Premier: first casino to open in 2021
Bermuda will get its first casino in 2021, the Premier has pledged.
David Burt said the island’s banks had been the only block to the gambling industry – for more than six years after the legislation was approved.
But he added that problems had been overcome and that the industry could get off the ground.
Mr Burt said: “Yes. I would hope so, without question.”
He added: “I am expecting certainly that we’ll have a casino, at least one casino, operating in Bermuda this year and we’ll continue to work on that.
“But it has not been easy. If it would have been easy, we would not be sitting here in 2021, about seven years after the former Government passed the Casino Gaming Act, without a casino in the country.”
He was speaking last Friday as he discussed the first 100 days since the Progressive Labour Party’s landslide General Election victory last October.
Mr Burt said the reluctance of banks to handle the profits from gambling was the same hurdle that the fintech industry faced.
The Premier, who also holds the tourism portfolio, said he was “pleased with the work that’s happened with the St Regis Hotel”, scheduled to open in the spring.
The developers of the resort in St George’s, have also planned for a casino.
But Laura Purroy, the general manager of developers Hotelco, has said a casino at the hotel was “contingent on certain decisions that are in the hands of Government”.
The Hamilton Princess Hotel has a provisional licence from the Bermuda Casino Gaming Commission.
The law requires casinos to be integrated with a resort, rather than standing alone, and up to four resorts could be licensed.
Jump-starting the casino industry was in the PLP’s 2020 election platform, where it was linked to the creation of a national digital bank.
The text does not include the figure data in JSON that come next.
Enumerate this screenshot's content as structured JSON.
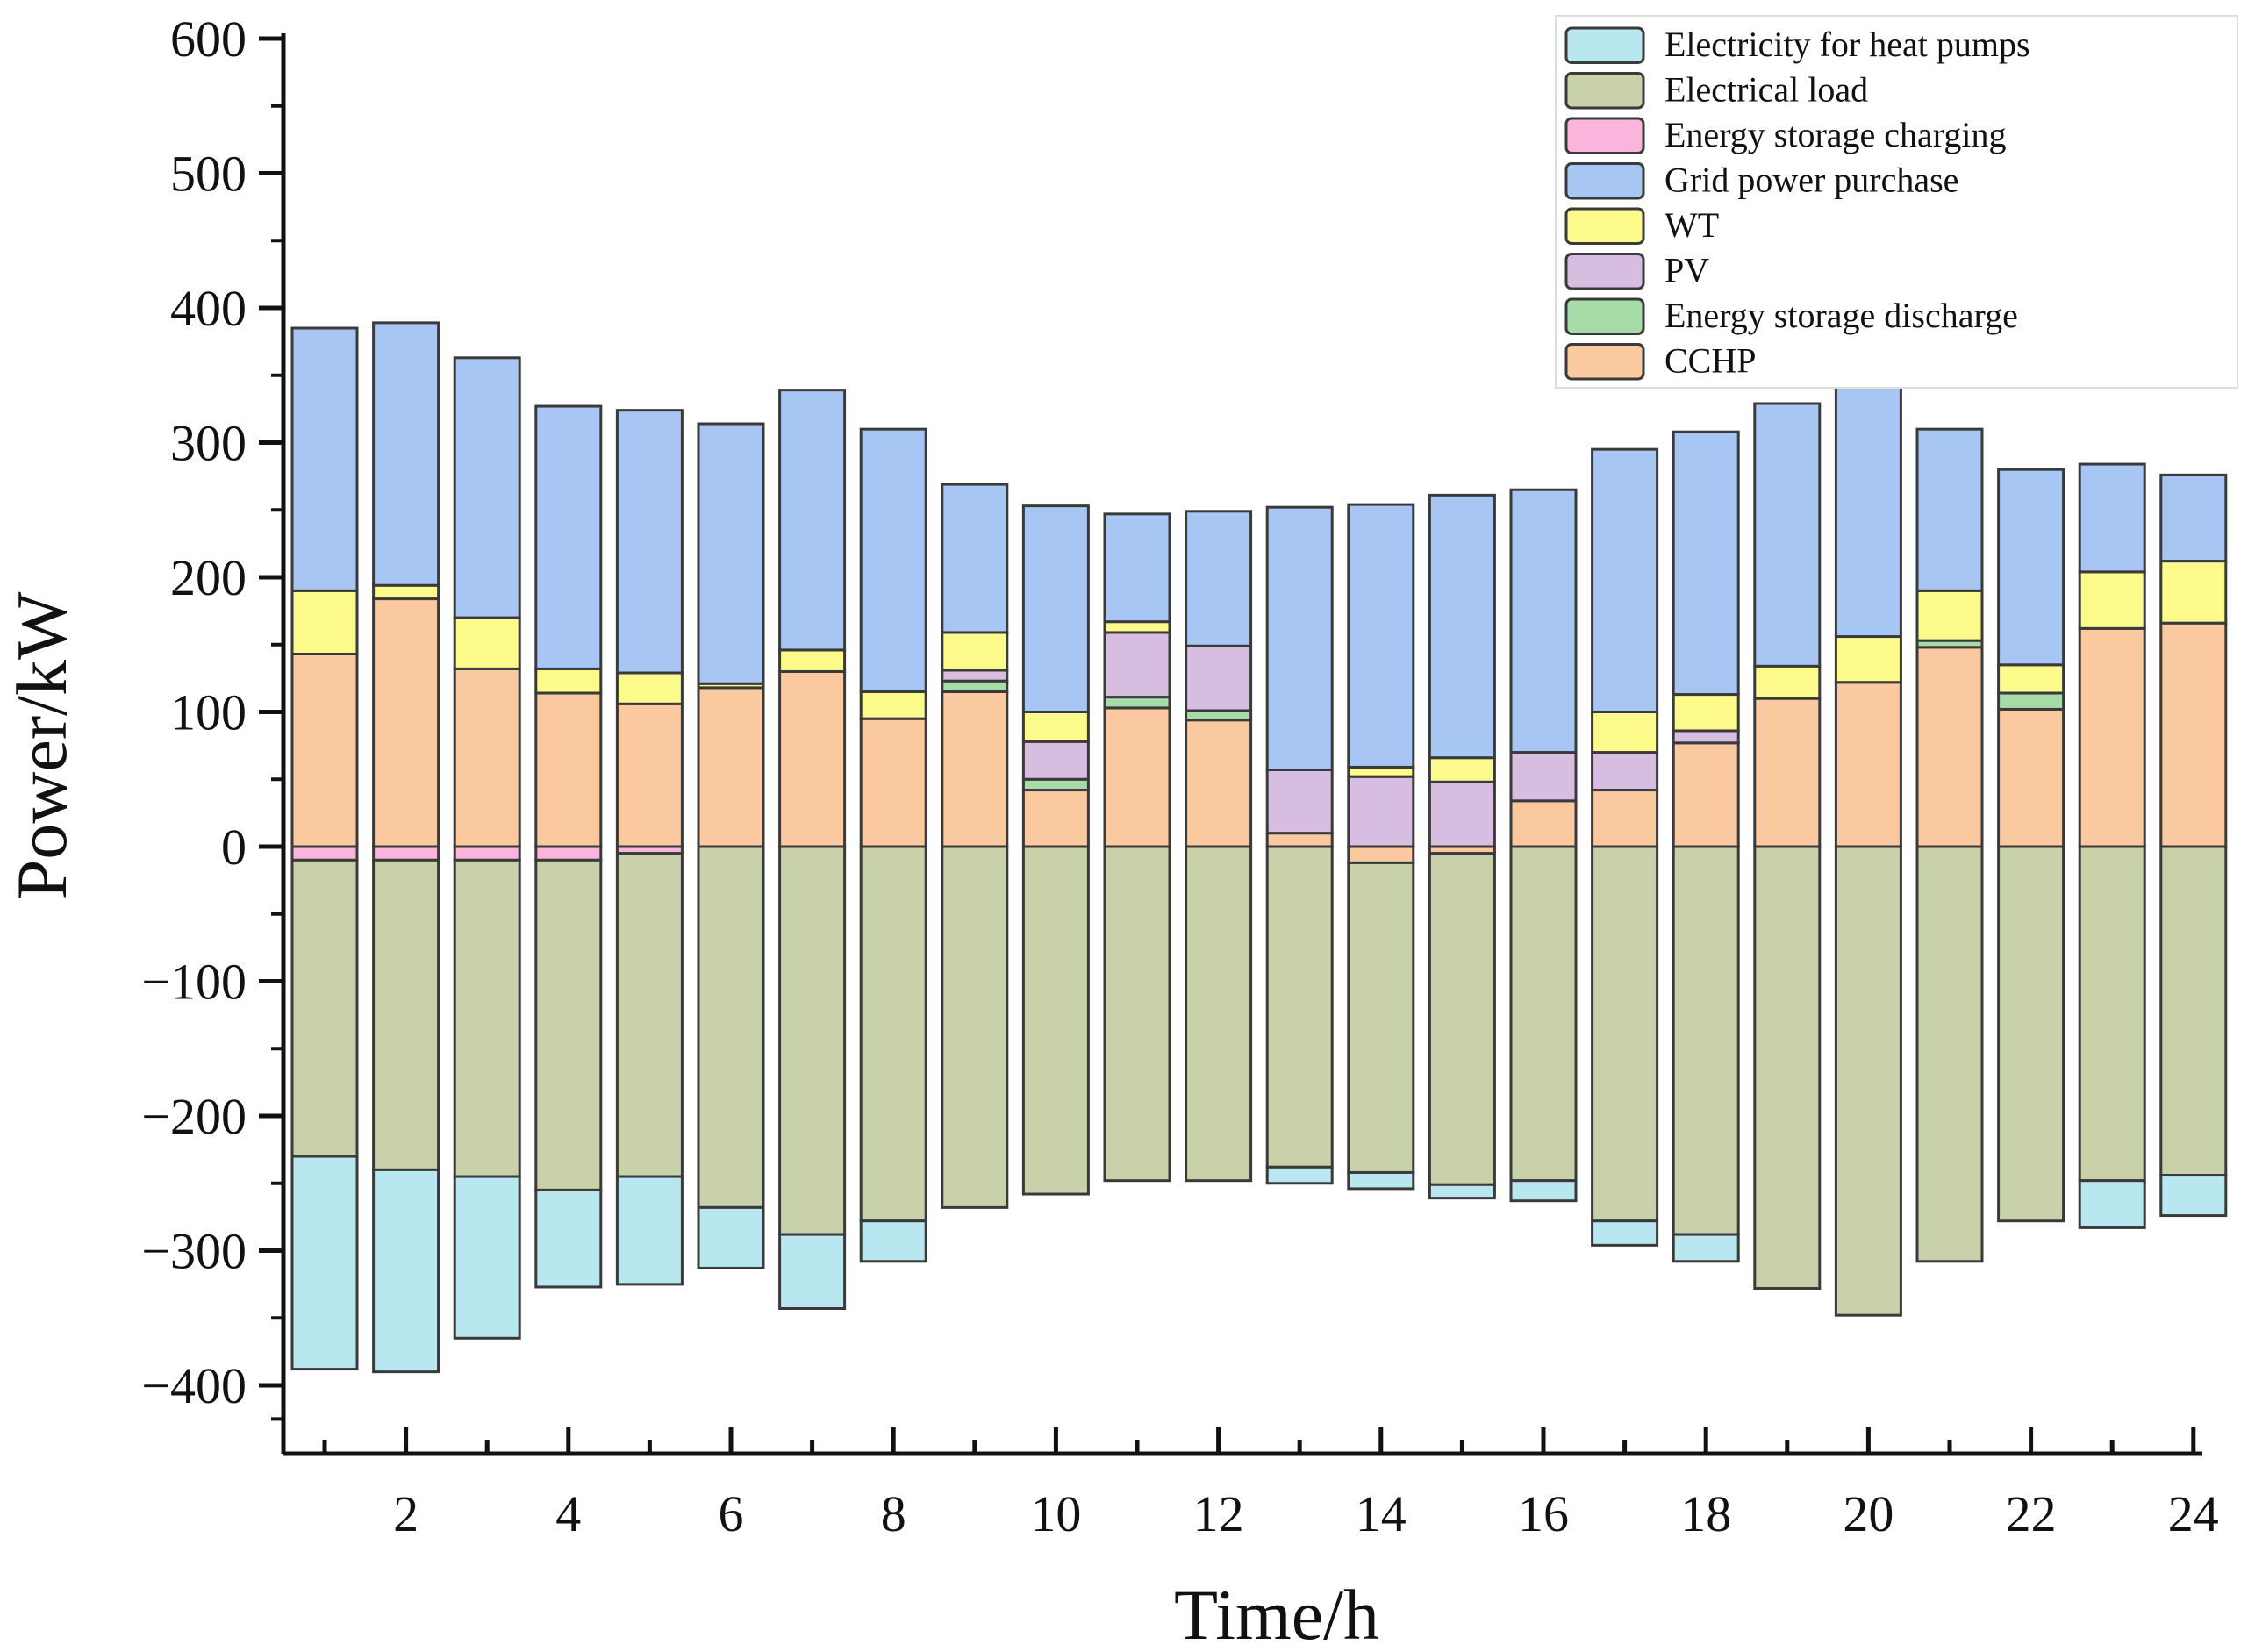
{
  "chart_data": {
    "type": "bar",
    "stacked": true,
    "xlabel": "Time/h",
    "ylabel": "Power/kW",
    "ylim": [
      -450,
      600
    ],
    "yticks": [
      600,
      500,
      400,
      300,
      200,
      100,
      0,
      -100,
      -200,
      -300,
      -400
    ],
    "yticklabels": [
      "600",
      "500",
      "400",
      "300",
      "200",
      "100",
      "0",
      "−100",
      "−200",
      "−300",
      "−400"
    ],
    "x": [
      1,
      2,
      3,
      4,
      5,
      6,
      7,
      8,
      9,
      10,
      11,
      12,
      13,
      14,
      15,
      16,
      17,
      18,
      19,
      20,
      21,
      22,
      23,
      24
    ],
    "xticks": [
      2,
      4,
      6,
      8,
      10,
      12,
      14,
      16,
      18,
      20,
      22,
      24
    ],
    "xticklabels": [
      "2",
      "4",
      "6",
      "8",
      "10",
      "12",
      "14",
      "16",
      "18",
      "20",
      "22",
      "24"
    ],
    "legend_position": "top-right",
    "legend": [
      "Electricity for heat pumps",
      "Electrical load",
      "Energy storage charging",
      "Grid power purchase",
      "WT",
      "PV",
      "Energy storage discharge",
      "CCHP"
    ],
    "series_positive": [
      {
        "name": "CCHP",
        "color": "#fbc9a0",
        "values": [
          143,
          184,
          132,
          114,
          106,
          118,
          130,
          95,
          115,
          42,
          103,
          94,
          10,
          0,
          0,
          34,
          42,
          77,
          110,
          122,
          148,
          102,
          162,
          166
        ]
      },
      {
        "name": "Energy storage discharge",
        "color": "#a5dca8",
        "values": [
          0,
          0,
          0,
          0,
          0,
          0,
          0,
          0,
          8,
          8,
          8,
          7,
          0,
          0,
          0,
          0,
          0,
          0,
          0,
          0,
          5,
          12,
          0,
          0
        ]
      },
      {
        "name": "PV",
        "color": "#d7bde0",
        "values": [
          0,
          0,
          0,
          0,
          0,
          0,
          0,
          0,
          8,
          28,
          48,
          48,
          47,
          52,
          48,
          36,
          28,
          9,
          0,
          0,
          0,
          0,
          0,
          0
        ]
      },
      {
        "name": "WT",
        "color": "#fdfa8c",
        "values": [
          47,
          10,
          38,
          18,
          23,
          3,
          16,
          20,
          28,
          22,
          8,
          0,
          0,
          7,
          18,
          0,
          30,
          27,
          24,
          34,
          37,
          21,
          42,
          46
        ]
      },
      {
        "name": "Grid power purchase",
        "color": "#a8c6f4",
        "values": [
          195,
          195,
          193,
          195,
          195,
          193,
          193,
          195,
          110,
          153,
          80,
          100,
          195,
          195,
          195,
          195,
          195,
          195,
          195,
          195,
          120,
          145,
          80,
          64
        ]
      }
    ],
    "series_negative": [
      {
        "name": "Energy storage charging",
        "color": "#f9b5db",
        "values": [
          10,
          10,
          10,
          10,
          5,
          0,
          0,
          0,
          0,
          0,
          0,
          0,
          0,
          0,
          0,
          0,
          0,
          0,
          0,
          0,
          0,
          0,
          0,
          0
        ]
      },
      {
        "name": "Energy storage charging (local)",
        "color": "#fbc9a0",
        "values": [
          0,
          0,
          0,
          0,
          0,
          0,
          0,
          0,
          0,
          0,
          0,
          0,
          0,
          12,
          5,
          0,
          0,
          0,
          0,
          0,
          0,
          0,
          0,
          0
        ]
      },
      {
        "name": "Electrical load",
        "color": "#c9d1ab",
        "values": [
          220,
          230,
          235,
          245,
          240,
          268,
          288,
          278,
          268,
          258,
          248,
          248,
          238,
          230,
          246,
          248,
          278,
          288,
          328,
          348,
          308,
          278,
          248,
          244
        ]
      },
      {
        "name": "Electricity for heat pumps",
        "color": "#b9e7ef",
        "values": [
          158,
          150,
          120,
          72,
          80,
          45,
          55,
          30,
          0,
          0,
          0,
          0,
          12,
          12,
          10,
          15,
          18,
          20,
          0,
          0,
          0,
          0,
          35,
          30
        ]
      }
    ]
  }
}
Mr Burt said the Cabinet had approved a business plan for the digital bank last month, but that implementation was “not going to be an overnight project”.
He added a meeting on a national digital bank was planned for this week.
Mr Burt said: “But we want something broad-based, that diversifies the base of ownership.
“We believe it makes good financial sense for there to be a publicly affiliated financial institution that is able to provide broader based financial ownership to the country.”
Final touches for Bermuda’s gambling industry, including cashless betting, were approved in November 2019, when Curtis Dickinson, the finance minister, said “creative solutions” were in the works for the island’s banks and their corresponding overseas institutions.
Mr Burt said casinos had clear parallels with the bid to build a fintech industry, which is also still in the early stages.
He added: “Would I have liked this to go faster? Absolutely. No question about it. It’s one of the challenges, dealing with the systemic issues we have in Bermuda.
“We have a challenge when it comes to our banking structures, and a challenge when it comes to new, different and innovative industries having access to a financial system so they can transact their level of business.
“That’s been the holdback. It’s the same thing that’s been the holdback with gaming.”
The next Budget is due to be delivered on February 26.
Mr Burt said he had still to discuss the impact on the pre-Budget report and Budget caused by the death last week of Anthony Manders, the Financial Secretary.
He added: “Without question there be an impact and there certainly will be a void that has been left as he has been responsible for the supervision and preparation for the last ten, eleven twelve Budgets for the country.”
Mr Burt said: “Effectively, since 2010, he’s been running the Ministry of Finance.
“It is without question a shock, a challenge, and there will be an impact, unquestionably.”
Mr Burt warned it was possible to “balance a Budget and lose a country”.
He added: “You can certainly balance a Budget tomorrow, and have a whole lot of hungry people inside your country.
“We need to focus on not just budget-balancing, but on having a balanced society.”